Relationship between independence and consistency: Why does Con$(\mathsf{ZFC})\implies\text{Con}(\mathsf{ZFC+\phi})$ imply $\phi$ can't be disproved

Solution 1:

If $\lnot \phi$ were provable in $T$ (by any proof technique whatsoever), then it would also be provable in $T + \phi$, since the validity of a proof isn't harmed by adding more axioms. Since $T + \phi$ trivially proves $\phi$, that shows that $T + \phi$ proves $\phi \land \lnot \phi$, a contradiction, so $T+\phi$ is inconsistent.

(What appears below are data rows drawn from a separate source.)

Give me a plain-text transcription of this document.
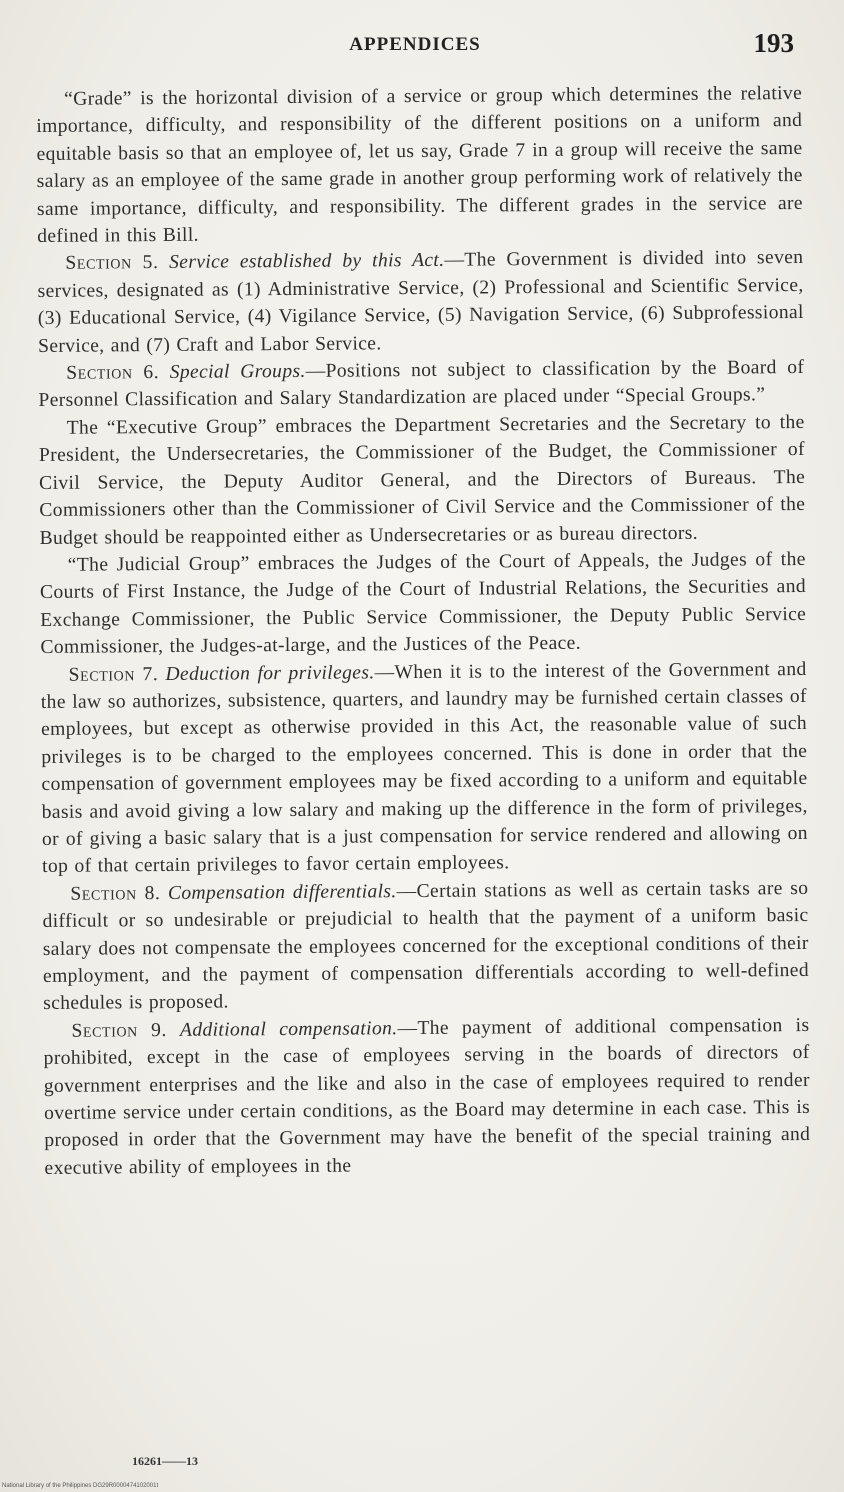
APPENDICES	193

“Grade” is the horizontal division of a service or group which determines the relative importance, difficulty, and responsibility of the different positions on a uniform and equitable basis so that an employee of, let us say, Grade 7 in a group will receive the same salary as an employee of the same grade in another group performing work of relatively the same importance, difficulty, and responsibility. The different grades in the service are defined in this Bill.

Section 5. Service established by this Act.—The Government is divided into seven services, designated as (1) Administrative Service, (2) Professional and Scientific Service, (3) Educational Service, (4) Vigilance Service, (5) Navigation Service, (6) Subprofessional Service, and (7) Craft and Labor Service.

Section 6. Special Groups.—Positions not subject to classification by the Board of Personnel Classification and Salary Standardization are placed under “Special Groups.”

The “Executive Group” embraces the Department Secretaries and the Secretary to the President, the Undersecretaries, the Commissioner of the Budget, the Commissioner of Civil Service, the Deputy Auditor General, and the Directors of Bureaus. The Commissioners other than the Commissioner of Civil Service and the Commissioner of the Budget should be reappointed either as Undersecretaries or as bureau directors.

“The Judicial Group” embraces the Judges of the Court of Appeals, the Judges of the Courts of First Instance, the Judge of the Court of Industrial Relations, the Securities and Exchange Commissioner, the Public Service Commissioner, the Deputy Public Service Commissioner, the Judges-at-large, and the Justices of the Peace.

Section 7. Deduction for privileges.—When it is to the interest of the Government and the law so authorizes, subsistence, quarters, and laundry may be furnished certain classes of employees, but except as otherwise provided in this Act, the reasonable value of such privileges is to be charged to the employees concerned. This is done in order that the compensation of government employees may be fixed according to a uniform and equitable basis and avoid giving a low salary and making up the difference in the form of privileges, or of giving a basic salary that is a just compensation for service rendered and allowing on top of that certain privileges to favor certain employees.

Section 8. Compensation differentials.—Certain stations as well as certain tasks are so difficult or so undesirable or prejudicial to health that the payment of a uniform basic salary does not compensate the employees concerned for the exceptional conditions of their employment, and the payment of compensation differentials according to well-defined schedules is proposed.

Section 9. Additional compensation.—The payment of additional compensation is prohibited, except in the case of employees serving in the boards of directors of government enterprises and the like and also in the case of employees required to render overtime service under certain conditions, as the Board may determine in each case. This is proposed in order that the Government may have the benefit of the special training and executive ability of employees in the

16261——13
National Library of the Philippines DG29R0000474102001t
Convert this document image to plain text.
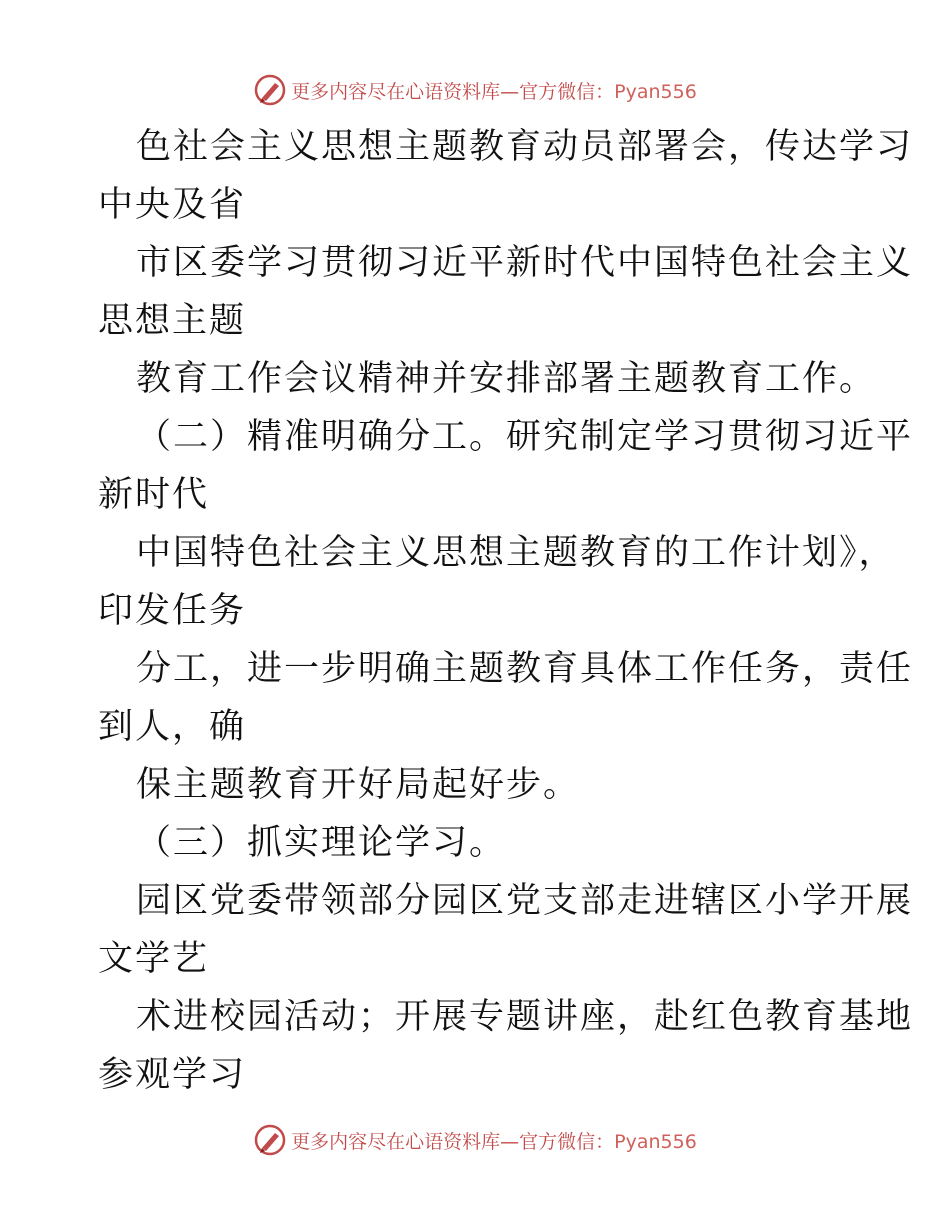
更多内容尽在心语资料库—官方微信：Pyan556
色社会主义思想主题教育动员部署会，传达学习
中央及省
市区委学习贯彻习近平新时代中国特色社会主义
思想主题
教育工作会议精神并安排部署主题教育工作。
（二）精准明确分工。研究制定学习贯彻习近平
新时代
中国特色社会主义思想主题教育的工作计划》，
印发任务
分工，进一步明确主题教育具体工作任务，责任
到人，确
保主题教育开好局起好步。
（三）抓实理论学习。
园区党委带领部分园区党支部走进辖区小学开展
文学艺
术进校园活动；开展专题讲座，赴红色教育基地
参观学习
更多内容尽在心语资料库—官方微信：Pyan556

The contrapositive of this statement is that if $T + \phi$ is consistent, then $T$ does not prove $\lnot \phi$.

Solution 2:

I suspect you're overthinking this.

Suppose $T\vdash\neg\varphi$. Don't worry about how this is the case, just observe that this a fortiori means $S\vdash \neg\varphi$ for every theory $S\supseteq T$: adding axioms doesn't lose theorems. In particular, this holds for $S=T\cup\{\varphi\}$. But if $T\cup\{\varphi\}\vdash\neg\varphi$ then $T\cup\{\varphi\}\vdash\varphi\wedge\neg\varphi$ (since $S\vdash\alpha$ for every $\alpha\in S$, and $S\vdash\alpha$ and $S\vdash\beta$ implies $S\vdash\alpha\wedge\beta$), so if $T\cup\{\varphi\}\vdash\neg\varphi$ then $T\cup\{\varphi\}$ is inconsistent.